Almost 30,000 Australians had been vaccinated since last Monday, including 8110 aged care and disability residents throughout 117 care facilities.
Dr Senanayake is hopeful the rollout can ramp up to more than 150,000 vaccinations a day at its peak. The medical regulator will begin batch testing the first doses of the AstraZeneca vaccine this week after a shipment of 30,000 landed on Sunday.
The aim is to add the vaccine to the rollout from next week, giving Australia a second shield against the disease with Pfizer jabs starting last week.
Pharmaceutical giant CSL will locally manufacture 50 million doses of the AstraZeneca vaccine, which most Australians will receive.
The government has kicked off a second $31 million public information campaign on the vaccination program.

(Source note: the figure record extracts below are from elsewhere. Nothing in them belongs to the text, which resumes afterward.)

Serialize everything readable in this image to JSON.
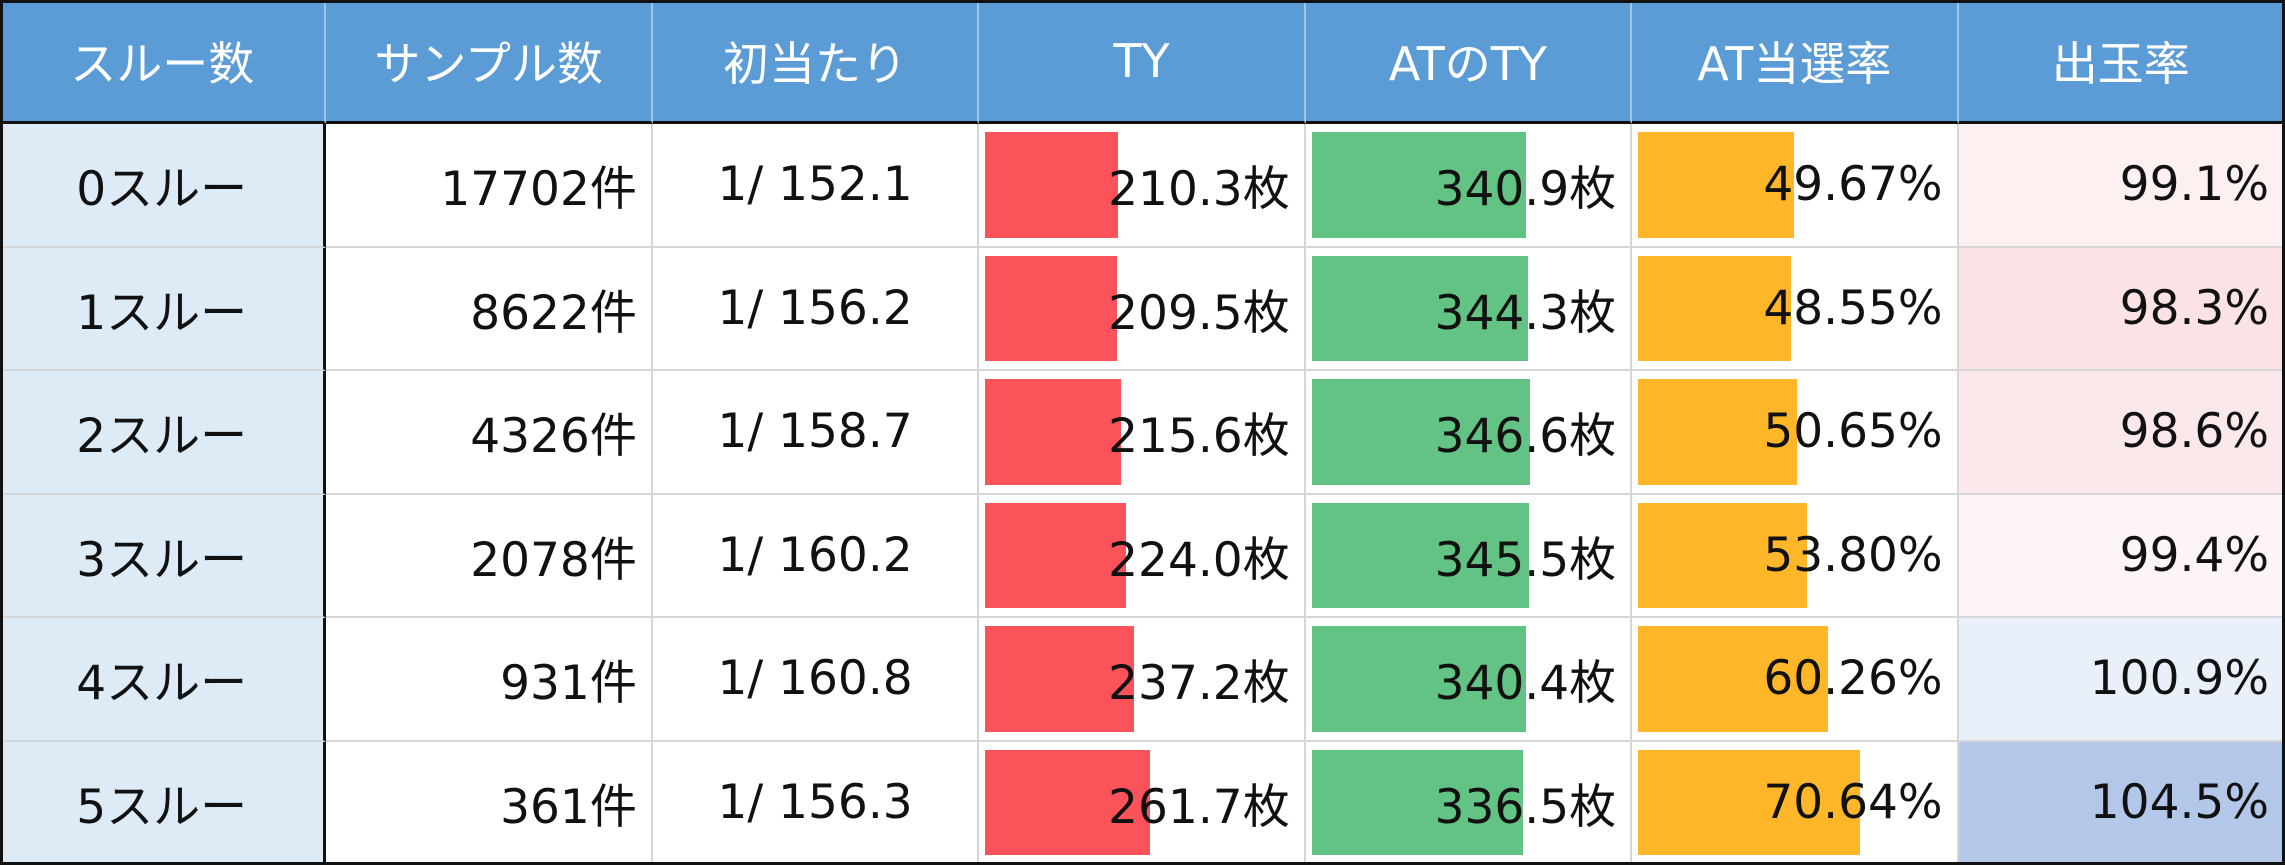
{
  "table": {
    "header": [
      "スルー数",
      "サンプル数",
      "初当たり",
      "TY",
      "ATのTY",
      "AT当選率",
      "出玉率"
    ],
    "rows": [
      [
        "0スルー",
        "17702件",
        "1/ 152.1",
        "210.3枚",
        "340.9枚",
        "49.67%",
        "99.1%"
      ],
      [
        "1スルー",
        "8622件",
        "1/ 156.2",
        "209.5枚",
        "344.3枚",
        "48.55%",
        "98.3%"
      ],
      [
        "2スルー",
        "4326件",
        "1/ 158.7",
        "215.6枚",
        "346.6枚",
        "50.65%",
        "98.6%"
      ],
      [
        "3スルー",
        "2078件",
        "1/ 160.2",
        "224.0枚",
        "345.5枚",
        "53.80%",
        "99.4%"
      ],
      [
        "4スルー",
        "931件",
        "1/ 160.8",
        "237.2枚",
        "340.4枚",
        "60.26%",
        "100.9%"
      ],
      [
        "5スルー",
        "361件",
        "1/ 156.3",
        "261.7枚",
        "336.5枚",
        "70.64%",
        "104.5%"
      ]
    ],
    "data_bars": [
      {
        "column": 3,
        "color": "#fc535b",
        "xlim": [
          0,
          500
        ]
      },
      {
        "column": 4,
        "color": "#63c385",
        "xlim": [
          0,
          500
        ]
      },
      {
        "column": 5,
        "color": "#ffb629",
        "xlim": [
          0,
          100
        ]
      }
    ],
    "cell_colors": {
      "column": 6,
      "colors": [
        "#fcf0f1",
        "#fbe3e5",
        "#fbe8ea",
        "#fcf4f5",
        "#eaf0f9",
        "#b3c8e8"
      ]
    }
  }
}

Health Minister Greg Hunt said a myth-busting unit has also been set up to stamp out "plainly ridiculous" information like 5G theories.
"We don't want to give too much air to some of the silliest ideas," he said.
"But we do want to provide public reassurance to combat in the marketplace those ideas which would in any way falsely have some impact on public confidence."
Australia's national medical authorities have officially labelled Auckland as a hot spot after the New Zealand capital was placed under a snap one-week lockdown.
People from the rest of New Zealand can continue to fly to Australia without the need for a 14-day quarantine.